Transcript
Before I get started, I want to acknowledge that ASH 2025 showcased important advances across multiple targets for relapsed/refractory myeloma, including non-BCMA agents like cevostamab, and then potentially very important off-the-shelf CAR-T products that can help us with the logistics and cost of CAR-T manufacturing. No doubt these will become essential parts of our myeloma toolbox. But I think for right now, in day-to-day practice, BCMA still remains the most practical and widely accessible, effective target.
In this section, I want to talk about elranatamab. We had a couple of very important abstracts that came out that discussed combination therapy with elranatamab, which is one of our BCMA bispecific antibodies, and then a great abstract that included new real-world insights that really matter directly to how we use the drug in practice.
So, starting with elra in combination, we saw the MagnetisMM-30 study: elranatamab combined with iberdomide. This is a phase 1B study that evaluated elranatamab combined with iberdomide, which is a next-generation CELMoD, so currently not FDA approved, but a really important drug class. And the patients enrolled in this trial had BCMA-naive relapsed and refractory myeloma.
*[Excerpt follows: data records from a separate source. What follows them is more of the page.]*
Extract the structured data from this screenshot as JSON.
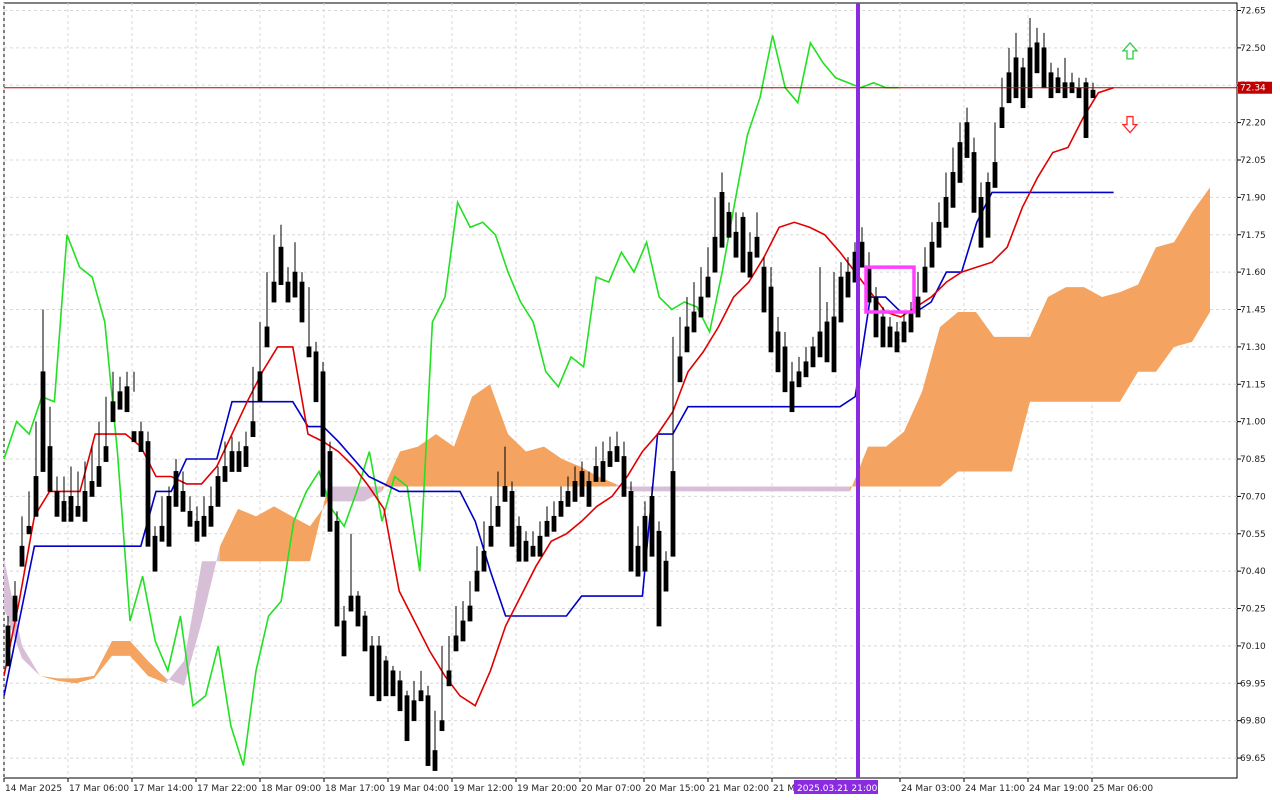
{
  "chart_data": {
    "type": "candlestick",
    "y_axis": {
      "min": 69.57,
      "max": 72.68,
      "ticks": [
        "72.65",
        "72.50",
        "72.35",
        "72.20",
        "72.05",
        "71.90",
        "71.75",
        "71.60",
        "71.45",
        "71.30",
        "71.15",
        "71.00",
        "70.85",
        "70.70",
        "70.55",
        "70.40",
        "70.25",
        "70.10",
        "69.95",
        "69.80",
        "69.65"
      ],
      "current_price": "72.34"
    },
    "x_axis": {
      "labels": [
        "14 Mar 2025",
        "17 Mar 06:00",
        "17 Mar 14:00",
        "17 Mar 22:00",
        "18 Mar 09:00",
        "18 Mar 17:00",
        "19 Mar 04:00",
        "19 Mar 12:00",
        "19 Mar 20:00",
        "20 Mar 07:00",
        "20 Mar 15:00",
        "21 Mar 02:00",
        "21 Mar 10:00",
        "2025.03.21 21:00",
        "24 Mar 03:00",
        "24 Mar 11:00",
        "24 Mar 19:00",
        "25 Mar 06:00"
      ],
      "highlight_label": "2025.03.21 21:00"
    },
    "grid": true,
    "candles": [
      [
        70.18,
        70.22,
        70.05,
        70.02
      ],
      [
        70.3,
        70.36,
        70.22,
        70.2
      ],
      [
        70.5,
        70.62,
        70.44,
        70.42
      ],
      [
        70.58,
        70.72,
        70.56,
        70.55
      ],
      [
        70.78,
        71.0,
        70.65,
        70.62
      ],
      [
        71.2,
        71.45,
        70.82,
        70.8
      ],
      [
        70.9,
        71.06,
        70.78,
        70.72
      ],
      [
        70.72,
        70.78,
        70.66,
        70.62
      ],
      [
        70.68,
        70.78,
        70.62,
        70.6
      ],
      [
        70.7,
        70.82,
        70.62,
        70.6
      ],
      [
        70.66,
        70.8,
        70.66,
        70.62
      ],
      [
        70.72,
        70.84,
        70.66,
        70.6
      ],
      [
        70.76,
        70.9,
        70.72,
        70.7
      ],
      [
        70.82,
        71.0,
        70.76,
        70.74
      ],
      [
        70.9,
        71.1,
        70.88,
        70.84
      ],
      [
        71.08,
        71.2,
        71.05,
        71.0
      ],
      [
        71.12,
        71.18,
        71.1,
        71.05
      ],
      [
        71.14,
        71.2,
        71.12,
        71.04
      ],
      [
        70.96,
        71.2,
        71.12,
        70.92
      ],
      [
        70.96,
        71.0,
        70.92,
        70.88
      ],
      [
        70.92,
        70.96,
        70.52,
        70.5
      ],
      [
        70.54,
        70.58,
        70.5,
        70.4
      ],
      [
        70.58,
        70.7,
        70.56,
        70.52
      ],
      [
        70.7,
        70.74,
        70.54,
        70.5
      ],
      [
        70.8,
        70.85,
        70.7,
        70.66
      ],
      [
        70.72,
        70.8,
        70.68,
        70.64
      ],
      [
        70.64,
        70.7,
        70.6,
        70.58
      ],
      [
        70.6,
        70.66,
        70.56,
        70.52
      ],
      [
        70.62,
        70.7,
        70.58,
        70.54
      ],
      [
        70.66,
        70.74,
        70.62,
        70.58
      ],
      [
        70.78,
        70.82,
        70.7,
        70.66
      ],
      [
        70.82,
        70.92,
        70.8,
        70.76
      ],
      [
        70.88,
        70.94,
        70.84,
        70.8
      ],
      [
        70.88,
        70.92,
        70.84,
        70.8
      ],
      [
        70.9,
        70.96,
        70.88,
        70.82
      ],
      [
        71.0,
        71.22,
        70.98,
        70.94
      ],
      [
        71.2,
        71.4,
        71.1,
        71.08
      ],
      [
        71.38,
        71.6,
        71.34,
        71.3
      ],
      [
        71.56,
        71.75,
        71.52,
        71.48
      ],
      [
        71.7,
        71.79,
        71.58,
        71.55
      ],
      [
        71.56,
        71.62,
        71.52,
        71.48
      ],
      [
        71.6,
        71.72,
        71.58,
        71.5
      ],
      [
        71.56,
        71.6,
        71.44,
        71.4
      ],
      [
        71.3,
        71.54,
        71.3,
        71.26
      ],
      [
        71.28,
        71.32,
        71.12,
        71.08
      ],
      [
        71.2,
        71.24,
        70.98,
        70.7
      ],
      [
        70.88,
        70.92,
        70.6,
        70.56
      ],
      [
        70.6,
        70.64,
        70.22,
        70.18
      ],
      [
        70.2,
        70.26,
        70.1,
        70.06
      ],
      [
        70.3,
        70.55,
        70.28,
        70.24
      ],
      [
        70.3,
        70.32,
        70.22,
        70.18
      ],
      [
        70.22,
        70.24,
        70.12,
        70.08
      ],
      [
        70.1,
        70.14,
        69.94,
        69.9
      ],
      [
        70.1,
        70.14,
        69.9,
        69.88
      ],
      [
        70.04,
        70.06,
        69.96,
        69.9
      ],
      [
        70.0,
        70.02,
        69.94,
        69.9
      ],
      [
        69.96,
        70.0,
        69.88,
        69.84
      ],
      [
        69.9,
        69.92,
        69.76,
        69.72
      ],
      [
        69.88,
        69.96,
        69.86,
        69.8
      ],
      [
        69.92,
        70.0,
        69.9,
        69.88
      ],
      [
        69.9,
        69.94,
        69.66,
        69.62
      ],
      [
        69.68,
        69.84,
        69.64,
        69.6
      ],
      [
        69.8,
        70.1,
        69.78,
        69.76
      ],
      [
        70.0,
        70.14,
        69.98,
        69.94
      ],
      [
        70.14,
        70.26,
        70.12,
        70.08
      ],
      [
        70.2,
        70.28,
        70.16,
        70.12
      ],
      [
        70.26,
        70.36,
        70.22,
        70.2
      ],
      [
        70.4,
        70.5,
        70.36,
        70.32
      ],
      [
        70.48,
        70.6,
        70.44,
        70.4
      ],
      [
        70.58,
        70.7,
        70.54,
        70.5
      ],
      [
        70.66,
        70.8,
        70.62,
        70.58
      ],
      [
        70.74,
        70.9,
        70.72,
        70.68
      ],
      [
        70.72,
        70.76,
        70.56,
        70.5
      ],
      [
        70.58,
        70.62,
        70.48,
        70.44
      ],
      [
        70.52,
        70.56,
        70.48,
        70.44
      ],
      [
        70.5,
        70.56,
        70.48,
        70.46
      ],
      [
        70.54,
        70.6,
        70.5,
        70.46
      ],
      [
        70.6,
        70.66,
        70.58,
        70.54
      ],
      [
        70.62,
        70.68,
        70.58,
        70.56
      ],
      [
        70.68,
        70.74,
        70.64,
        70.62
      ],
      [
        70.72,
        70.78,
        70.7,
        70.66
      ],
      [
        70.76,
        70.82,
        70.72,
        70.68
      ],
      [
        70.8,
        70.84,
        70.72,
        70.7
      ],
      [
        70.76,
        70.8,
        70.7,
        70.66
      ],
      [
        70.82,
        70.9,
        70.78,
        70.76
      ],
      [
        70.84,
        70.92,
        70.8,
        70.76
      ],
      [
        70.88,
        70.94,
        70.86,
        70.82
      ],
      [
        70.9,
        70.96,
        70.88,
        70.84
      ],
      [
        70.86,
        70.92,
        70.74,
        70.7
      ],
      [
        70.72,
        70.76,
        70.46,
        70.4
      ],
      [
        70.5,
        70.58,
        70.42,
        70.38
      ],
      [
        70.62,
        70.68,
        70.44,
        70.4
      ],
      [
        70.7,
        70.74,
        70.5,
        70.46
      ],
      [
        70.56,
        70.6,
        70.3,
        70.18
      ],
      [
        70.44,
        70.48,
        70.36,
        70.32
      ],
      [
        70.8,
        71.34,
        70.5,
        70.46
      ],
      [
        71.26,
        71.42,
        71.2,
        71.16
      ],
      [
        71.38,
        71.5,
        71.32,
        71.28
      ],
      [
        71.44,
        71.56,
        71.4,
        71.36
      ],
      [
        71.5,
        71.62,
        71.44,
        71.42
      ],
      [
        71.58,
        71.7,
        71.56,
        71.5
      ],
      [
        71.74,
        71.9,
        71.64,
        71.6
      ],
      [
        71.92,
        72.0,
        71.74,
        71.7
      ],
      [
        71.84,
        71.88,
        71.78,
        71.74
      ],
      [
        71.76,
        71.84,
        71.7,
        71.66
      ],
      [
        71.82,
        71.84,
        71.64,
        71.6
      ],
      [
        71.68,
        71.76,
        71.62,
        71.58
      ],
      [
        71.74,
        71.84,
        71.7,
        71.66
      ],
      [
        71.62,
        71.66,
        71.5,
        71.44
      ],
      [
        71.54,
        71.62,
        71.32,
        71.28
      ],
      [
        71.36,
        71.42,
        71.24,
        71.2
      ],
      [
        71.3,
        71.36,
        71.18,
        71.12
      ],
      [
        71.16,
        71.24,
        71.08,
        71.04
      ],
      [
        71.2,
        71.26,
        71.18,
        71.14
      ],
      [
        71.24,
        71.3,
        71.2,
        71.18
      ],
      [
        71.3,
        71.34,
        71.26,
        71.22
      ],
      [
        71.36,
        71.62,
        71.3,
        71.26
      ],
      [
        71.4,
        71.48,
        71.3,
        71.24
      ],
      [
        71.42,
        71.6,
        71.26,
        71.2
      ],
      [
        71.58,
        71.64,
        71.44,
        71.4
      ],
      [
        71.6,
        71.66,
        71.54,
        71.5
      ],
      [
        71.68,
        71.72,
        71.6,
        71.56
      ],
      [
        71.72,
        71.78,
        71.66,
        71.62
      ],
      [
        71.62,
        71.68,
        71.52,
        71.48
      ],
      [
        71.5,
        71.54,
        71.38,
        71.34
      ],
      [
        71.42,
        71.46,
        71.34,
        71.3
      ],
      [
        71.38,
        71.42,
        71.34,
        71.3
      ],
      [
        71.36,
        71.4,
        71.32,
        71.28
      ],
      [
        71.4,
        71.44,
        71.36,
        71.32
      ],
      [
        71.44,
        71.48,
        71.4,
        71.36
      ],
      [
        71.5,
        71.6,
        71.46,
        71.42
      ],
      [
        71.62,
        71.7,
        71.56,
        71.52
      ],
      [
        71.72,
        71.8,
        71.66,
        71.62
      ],
      [
        71.8,
        71.88,
        71.74,
        71.7
      ],
      [
        71.9,
        72.0,
        71.82,
        71.78
      ],
      [
        72.0,
        72.1,
        71.9,
        71.86
      ],
      [
        72.12,
        72.2,
        72.02,
        71.96
      ],
      [
        72.2,
        72.26,
        72.12,
        72.06
      ],
      [
        72.08,
        72.14,
        71.88,
        71.84
      ],
      [
        71.9,
        71.96,
        71.74,
        71.7
      ],
      [
        71.96,
        72.0,
        71.78,
        71.74
      ],
      [
        72.04,
        72.2,
        71.98,
        71.94
      ],
      [
        72.26,
        72.38,
        72.22,
        72.18
      ],
      [
        72.4,
        72.5,
        72.32,
        72.28
      ],
      [
        72.46,
        72.56,
        72.34,
        72.3
      ],
      [
        72.42,
        72.46,
        72.32,
        72.26
      ],
      [
        72.5,
        72.62,
        72.36,
        72.3
      ],
      [
        72.52,
        72.58,
        72.44,
        72.4
      ],
      [
        72.5,
        72.56,
        72.38,
        72.34
      ],
      [
        72.4,
        72.44,
        72.34,
        72.3
      ],
      [
        72.38,
        72.42,
        72.34,
        72.32
      ],
      [
        72.36,
        72.46,
        72.32,
        72.3
      ],
      [
        72.36,
        72.4,
        72.34,
        72.32
      ],
      [
        72.34,
        72.38,
        72.32,
        72.3
      ],
      [
        72.36,
        72.38,
        72.32,
        72.14
      ],
      [
        72.33,
        72.36,
        72.32,
        72.3
      ]
    ],
    "ichimoku": {
      "tenkan": [
        69.98,
        70.28,
        70.62,
        70.72,
        70.72,
        70.72,
        70.95,
        70.95,
        70.95,
        70.9,
        70.78,
        70.78,
        70.75,
        70.75,
        70.82,
        70.95,
        71.08,
        71.2,
        71.3,
        71.3,
        70.95,
        70.92,
        70.88,
        70.82,
        70.74,
        70.65,
        70.32,
        70.2,
        70.08,
        69.98,
        69.9,
        69.86,
        70.0,
        70.18,
        70.3,
        70.42,
        70.52,
        70.55,
        70.6,
        70.66,
        70.7,
        70.78,
        70.88,
        70.95,
        71.04,
        71.2,
        71.28,
        71.38,
        71.5,
        71.56,
        71.66,
        71.78,
        71.8,
        71.78,
        71.75,
        71.68,
        71.6,
        71.52,
        71.44,
        71.42,
        71.46,
        71.5,
        71.56,
        71.6,
        71.62,
        71.64,
        71.7,
        71.86,
        71.98,
        72.08,
        72.1,
        72.22,
        72.32,
        72.34
      ],
      "kijun": [
        69.9,
        70.2,
        70.5,
        70.5,
        70.5,
        70.5,
        70.5,
        70.5,
        70.5,
        70.5,
        70.72,
        70.72,
        70.85,
        70.85,
        70.85,
        71.08,
        71.08,
        71.08,
        71.08,
        71.08,
        70.98,
        70.98,
        70.92,
        70.85,
        70.78,
        70.75,
        70.72,
        70.72,
        70.72,
        70.72,
        70.72,
        70.6,
        70.4,
        70.22,
        70.22,
        70.22,
        70.22,
        70.22,
        70.3,
        70.3,
        70.3,
        70.3,
        70.3,
        70.95,
        70.95,
        71.06,
        71.06,
        71.06,
        71.06,
        71.06,
        71.06,
        71.06,
        71.06,
        71.06,
        71.06,
        71.06,
        71.1,
        71.5,
        71.5,
        71.44,
        71.44,
        71.48,
        71.6,
        71.6,
        71.8,
        71.92,
        71.92,
        71.92,
        71.92,
        71.92,
        71.92,
        71.92,
        71.92,
        71.92
      ],
      "senkou_a": [
        70.25,
        70.05,
        69.98,
        69.97,
        69.97,
        69.98,
        70.12,
        70.12,
        70.04,
        69.97,
        69.94,
        70.2,
        70.5,
        70.65,
        70.62,
        70.66,
        70.62,
        70.58,
        70.68,
        70.68,
        70.68,
        70.72,
        70.88,
        70.9,
        70.95,
        70.9,
        71.1,
        71.15,
        70.95,
        70.88,
        70.9,
        70.85,
        70.82,
        70.78,
        70.75,
        70.72,
        70.72,
        70.72,
        70.72,
        70.72,
        70.72,
        70.72,
        70.72,
        70.72,
        70.72,
        70.72,
        70.72,
        70.72,
        70.9,
        70.9,
        70.96,
        71.12,
        71.38,
        71.44,
        71.44,
        71.34,
        71.34,
        71.34,
        71.5,
        71.54,
        71.54,
        71.5,
        71.52,
        71.55,
        71.7,
        71.72,
        71.84,
        71.94
      ],
      "senkou_b": [
        70.45,
        70.1,
        69.98,
        69.96,
        69.95,
        69.97,
        70.06,
        70.06,
        69.98,
        69.95,
        70.04,
        70.44,
        70.44,
        70.44,
        70.44,
        70.44,
        70.44,
        70.44,
        70.74,
        70.74,
        70.74,
        70.74,
        70.74,
        70.74,
        70.74,
        70.74,
        70.74,
        70.74,
        70.74,
        70.74,
        70.74,
        70.74,
        70.74,
        70.74,
        70.74,
        70.74,
        70.74,
        70.74,
        70.74,
        70.74,
        70.74,
        70.74,
        70.74,
        70.74,
        70.74,
        70.74,
        70.74,
        70.74,
        70.74,
        70.74,
        70.74,
        70.74,
        70.74,
        70.8,
        70.8,
        70.8,
        70.8,
        71.08,
        71.08,
        71.08,
        71.08,
        71.08,
        71.08,
        71.2,
        71.2,
        71.3,
        71.32,
        71.44
      ],
      "chikou": [
        70.85,
        71.0,
        70.95,
        71.1,
        71.08,
        71.75,
        71.62,
        71.58,
        71.4,
        70.88,
        70.2,
        70.38,
        70.12,
        70.0,
        70.22,
        69.86,
        69.9,
        70.1,
        69.78,
        69.62,
        70.0,
        70.22,
        70.28,
        70.6,
        70.72,
        70.8,
        70.65,
        70.58,
        70.72,
        70.88,
        70.6,
        70.78,
        70.74,
        70.4,
        71.4,
        71.5,
        71.88,
        71.78,
        71.8,
        71.75,
        71.6,
        71.48,
        71.4,
        71.2,
        71.14,
        71.26,
        71.22,
        71.58,
        71.56,
        71.68,
        71.6,
        71.72,
        71.5,
        71.45,
        71.48,
        71.46,
        71.36,
        71.6,
        71.88,
        72.15,
        72.3,
        72.55,
        72.34,
        72.28,
        72.52,
        72.44,
        72.38,
        72.36,
        72.34,
        72.36,
        72.34,
        72.34
      ]
    },
    "arrows": [
      {
        "direction": "up",
        "color": "#2ecc40"
      },
      {
        "direction": "down",
        "color": "#ff2a2a"
      }
    ],
    "colors": {
      "bull_candle": "#ffffff",
      "bear_candle": "#000000",
      "tenkan": "#e00000",
      "kijun": "#0000c8",
      "chikou": "#22e022",
      "cloud_bull": "#f4a460",
      "cloud_bear": "#d8bfd8",
      "price_line": "#c00000",
      "vertical_marker": "#8a2be2",
      "box_marker": "#ff40ff"
    }
  }
}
The results showed an overall response rate around 95%, with responses occurring quickly and deeply, even though iberdomide is early in development. Safety was manageable and aligned with what we would expect, so mostly low-grade CRS during step-up dosing, cytopenias, and there were no new reported toxicities. While I don’t think this combination is going to change practice immediately, it signals where the field is going: elra moving into combination backbones and into earlier lines of therapy, similar to our other BCMA bispecific products. So for us as APPs, this means preparing to manage overlapping cytopenias, infection risks, dose modifications, and then incorporating oral drug therapies while we do step-up dosing for bispecifics.
We also saw multiple real-world abstracts focused in the bispecific and CAR-T space, but in a real-world abstract on elranatamab, I think it’s especially valuable because it confirms how the drug behaves outside of clinical trials. I took a couple themes away from this. Number one, there are meaningful responses in frailer, older patients. So despite patients being older, having more comorbidities, more heavily pre-treated than in the MagnetisMM-3 trial, the abstract showed that response rates closely mirrored trialed outcomes. That’s really reassuring for us in everyday practice.
Also, CRS remained predictable and manageable. The CRS events with elra are common, but overwhelmingly, they’re grade 1 or 2, and they’re nearly always limited to the step-up period. ICANS was uncommon. This tells us our existing protocols are most likely very helpful and effective, and that elranatamab fits into the outpatient or hybrid step-up models that have also been well reported.
Cytopenias and infections do remain the major management challenge with elranatamab and our BCMA bispecifics. Almost every ASH real-world abstract emphasized this same point. Infection risk drives morbidity. Prolonged cytopenias, hypogammaglobulinemia, and viral and bacterial infections are highlighted repeatedly in any BCMA bispecific treatments. So for us as APPs, this reinforces the importance of standardized prophylaxis, the way we use IVIG, the way we plan for revaccination or vaccination in patients, and then our rapid evaluation pathways for fever or neutropenia, or those early CRS events.
So how do I think this relates to all of us in practice? Elranatamab remains a highly active BCMA bispecific that behaves predictably even off-trial. Its safe use relies on us as APPs having well-defined infrastructure, step-up dose readiness, infection prevention, and thoughtful patient selection for whether we’re going to begin inpatient or outpatient treatments. Combined with the MagnetisMM-30 data that include iberdomide, it’s clear that elra will continue moving into earlier lines and into combinations.
So the bottom line with the use of elranatamab from the ASH 2025 abstracts, we should have a lot of confidence in using it. The real-world usability was shown, and there’s future potential for its use in combination. Success with this drug depends less on the molecule itself, and more on the systems we build around it. We know it should work, so let’s strategize those symptoms and help patients have longer progression-free survival.